Psychologist Kirsty Entwistle wrote an open letter to Dr. Polly Carmichael, the director of the London-based Tavistock Center, which offers sex-obscuring procedures for minors, in which she said she had grave “concerns” about Gender Identity Development Services. She alleged that some clinicians have been dishonest about the impact these procedures can have on minors. “I think it is a problem that GIDS clinicians are making decisions that will have a major impact on children and young people’s bodies and on their lives, potentially the rest of their lives, without a robust evidence base,” Entwistle wrote.

Entwistle said that despite clinicians’ reassurances to children and parents that the effects of puberty-blockers are reversible, she wrote that their effects are not fully understood. “GIDS clinicians tell children and families that puberty blockers/hormone blocks are ‘fully reversible’ but the reality is no one knows what the impacts are on children’s brains so how is it possible to make this claim?” Entwistle wrote.

Some staff members are afraid of being labeled “transphobic,” Entwistle wrote. She also wrote that she had been ridiculed for questioning the treatment regimen: “Shortly after starting at GIDS I was in a meeting with three other GIDS clinicians. I said that it was curious to me that there had been so little discussion on gender identity in the field of psychology.”
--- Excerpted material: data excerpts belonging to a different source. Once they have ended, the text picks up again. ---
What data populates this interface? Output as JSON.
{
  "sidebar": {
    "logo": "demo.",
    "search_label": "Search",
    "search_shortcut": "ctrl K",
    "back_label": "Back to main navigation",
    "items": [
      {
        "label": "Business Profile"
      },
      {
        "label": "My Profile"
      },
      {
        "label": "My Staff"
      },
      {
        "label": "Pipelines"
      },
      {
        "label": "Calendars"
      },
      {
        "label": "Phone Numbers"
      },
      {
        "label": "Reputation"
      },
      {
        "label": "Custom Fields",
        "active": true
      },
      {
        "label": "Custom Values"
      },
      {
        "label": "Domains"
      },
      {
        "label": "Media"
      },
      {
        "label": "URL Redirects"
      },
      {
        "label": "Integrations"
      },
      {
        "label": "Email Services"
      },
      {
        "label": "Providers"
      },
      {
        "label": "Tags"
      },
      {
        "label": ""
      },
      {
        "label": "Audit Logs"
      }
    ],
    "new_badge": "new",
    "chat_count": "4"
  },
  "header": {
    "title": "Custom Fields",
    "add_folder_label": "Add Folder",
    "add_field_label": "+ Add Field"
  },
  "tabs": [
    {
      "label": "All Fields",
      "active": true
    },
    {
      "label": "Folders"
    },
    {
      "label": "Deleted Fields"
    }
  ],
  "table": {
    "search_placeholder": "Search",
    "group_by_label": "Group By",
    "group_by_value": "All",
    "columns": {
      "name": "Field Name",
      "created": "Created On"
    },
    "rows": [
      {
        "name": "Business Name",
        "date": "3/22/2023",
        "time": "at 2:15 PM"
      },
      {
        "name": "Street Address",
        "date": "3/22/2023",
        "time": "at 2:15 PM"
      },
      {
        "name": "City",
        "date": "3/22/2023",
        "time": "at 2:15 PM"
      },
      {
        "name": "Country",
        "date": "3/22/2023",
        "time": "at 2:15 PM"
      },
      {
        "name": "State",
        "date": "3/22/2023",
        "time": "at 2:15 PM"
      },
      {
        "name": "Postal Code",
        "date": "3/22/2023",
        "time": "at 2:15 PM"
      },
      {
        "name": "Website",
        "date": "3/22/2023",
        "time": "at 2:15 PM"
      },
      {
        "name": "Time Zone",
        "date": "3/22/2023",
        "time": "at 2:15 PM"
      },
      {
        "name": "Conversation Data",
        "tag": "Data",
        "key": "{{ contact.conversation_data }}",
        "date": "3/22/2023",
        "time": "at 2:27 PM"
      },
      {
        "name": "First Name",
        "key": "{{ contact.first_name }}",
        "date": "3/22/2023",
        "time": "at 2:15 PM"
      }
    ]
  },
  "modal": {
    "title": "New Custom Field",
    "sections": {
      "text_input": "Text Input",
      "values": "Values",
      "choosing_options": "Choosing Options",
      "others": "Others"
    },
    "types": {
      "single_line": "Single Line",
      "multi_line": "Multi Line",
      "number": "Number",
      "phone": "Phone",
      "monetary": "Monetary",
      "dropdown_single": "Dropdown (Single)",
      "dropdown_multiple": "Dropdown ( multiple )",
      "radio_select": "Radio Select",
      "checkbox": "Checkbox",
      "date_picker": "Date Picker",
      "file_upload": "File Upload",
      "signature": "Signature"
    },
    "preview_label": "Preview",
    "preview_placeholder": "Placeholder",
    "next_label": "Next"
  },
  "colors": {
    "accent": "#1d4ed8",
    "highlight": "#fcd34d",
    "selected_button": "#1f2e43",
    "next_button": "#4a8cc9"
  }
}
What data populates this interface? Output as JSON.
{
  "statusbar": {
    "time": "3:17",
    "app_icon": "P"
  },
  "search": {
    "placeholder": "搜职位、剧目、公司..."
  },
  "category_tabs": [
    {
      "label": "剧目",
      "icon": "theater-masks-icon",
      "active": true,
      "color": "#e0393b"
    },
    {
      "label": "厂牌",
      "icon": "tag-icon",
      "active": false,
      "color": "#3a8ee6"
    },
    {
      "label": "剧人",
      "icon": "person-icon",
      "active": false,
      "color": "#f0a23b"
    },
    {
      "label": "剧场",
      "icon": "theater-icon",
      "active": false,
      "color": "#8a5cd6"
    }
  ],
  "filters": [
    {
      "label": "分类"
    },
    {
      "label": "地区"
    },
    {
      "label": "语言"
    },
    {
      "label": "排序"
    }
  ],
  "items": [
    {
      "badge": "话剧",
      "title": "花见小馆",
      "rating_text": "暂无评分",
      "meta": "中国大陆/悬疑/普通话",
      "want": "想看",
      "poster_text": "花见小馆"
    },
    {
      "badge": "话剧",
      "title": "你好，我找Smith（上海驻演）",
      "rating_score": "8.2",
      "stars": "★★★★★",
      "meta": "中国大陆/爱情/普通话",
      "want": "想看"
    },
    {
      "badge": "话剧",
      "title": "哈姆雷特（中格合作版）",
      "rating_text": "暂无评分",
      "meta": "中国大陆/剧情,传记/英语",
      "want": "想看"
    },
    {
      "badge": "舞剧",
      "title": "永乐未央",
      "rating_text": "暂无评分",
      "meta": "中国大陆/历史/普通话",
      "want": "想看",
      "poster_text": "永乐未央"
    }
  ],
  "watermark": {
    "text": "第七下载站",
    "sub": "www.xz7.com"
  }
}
Entwistle wrote that the lack of research into gender identity is troubling, given the importance attached to the issue of late.

She expressed concerns over referrals made by “Mermaids” — a pressure group based in the U.K. that pushes for sex-obscuring procedures in children. She wrote that “Mermaids continues to receive financial support and endorsements from high profile people whilst not being subjected to any proper scrutiny of its practice.”

The power exercised by Mermaids was recently on display when Rev. John Parker, an Anglican vicar and Church of England school governor, was forced to resign when Mermaids gave LGBTQ indoctrination but refused to allow Parker to share his Christian viewpoint. Rev. Parker told Christian Concern: “I believe a real threat is posed to schools from organisations such as Mermaids. They implement a new ideological tyranny — and any disagreement is at best silenced, and at worst, punished.”